Roni William, anak buah kapal (ABK) asal Jakarta yang menjadi salah satu WNI korban penyanderaan kelompok militan di Benghazi, Libya, tahun lalu membagikan kisahnya.

oleh Liputan6.com diperbarui 02 Apr 2018, 23:06 WIB
Diterbitkan 02 Apr 2018, 23:06 WIB
Gedung Pancasila
Ilustrasi Bendera Indonesia dan WNI (Liputan6.com/Gempur M Surya)

Liputan6.com, Jakarta - Seorang anak buah kapal (ABK) asal Jakarta, Roni William, merupakan salah satu WNI yang pernah menjadi korban penyanderaan kelompok militan di Benghazi, Libya beberapa bulan lalu.

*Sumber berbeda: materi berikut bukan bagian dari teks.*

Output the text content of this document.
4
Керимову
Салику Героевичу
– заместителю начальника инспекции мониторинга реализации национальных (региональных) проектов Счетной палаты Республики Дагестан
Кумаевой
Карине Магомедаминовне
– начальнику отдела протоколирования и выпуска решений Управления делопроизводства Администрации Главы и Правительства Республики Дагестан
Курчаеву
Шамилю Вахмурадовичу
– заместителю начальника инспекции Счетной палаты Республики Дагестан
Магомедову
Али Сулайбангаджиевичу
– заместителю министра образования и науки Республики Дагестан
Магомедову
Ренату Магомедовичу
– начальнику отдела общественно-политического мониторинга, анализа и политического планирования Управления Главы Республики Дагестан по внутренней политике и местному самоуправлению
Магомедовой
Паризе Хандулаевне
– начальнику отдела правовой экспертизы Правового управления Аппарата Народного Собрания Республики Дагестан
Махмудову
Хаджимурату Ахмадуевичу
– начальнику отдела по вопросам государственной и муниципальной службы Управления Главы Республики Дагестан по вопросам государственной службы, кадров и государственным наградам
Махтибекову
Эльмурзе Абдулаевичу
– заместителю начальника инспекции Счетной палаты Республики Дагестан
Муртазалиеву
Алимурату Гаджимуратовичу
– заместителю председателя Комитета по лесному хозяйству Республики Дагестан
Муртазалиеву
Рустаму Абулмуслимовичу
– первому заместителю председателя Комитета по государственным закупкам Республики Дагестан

Roni beserta lima rekannya sesama ABK, Joko Riyadi dari Blitar, serta Haryanto, Saifudin, Muhammad Tabudi, dan Waskita Ibi Patria dari Tegal, harus bertahan hidup di bawah penyanderaan selama berbulan-bulan.

Pria asal Ibu Kota beserta sejawatnya itu ditangkap oleh kelompok militan pada 23 Desember 2017. Saat itu, dia dan rekan-rekannya baru memulai pencarian ikan ketika kemudian disergap oleh kelompok militan.

Alasannya adalah mereka menggunakan kapal berbendera Malta, negara yang memang memiliki hubungan tidak baik dengan kelompok militan tersebut.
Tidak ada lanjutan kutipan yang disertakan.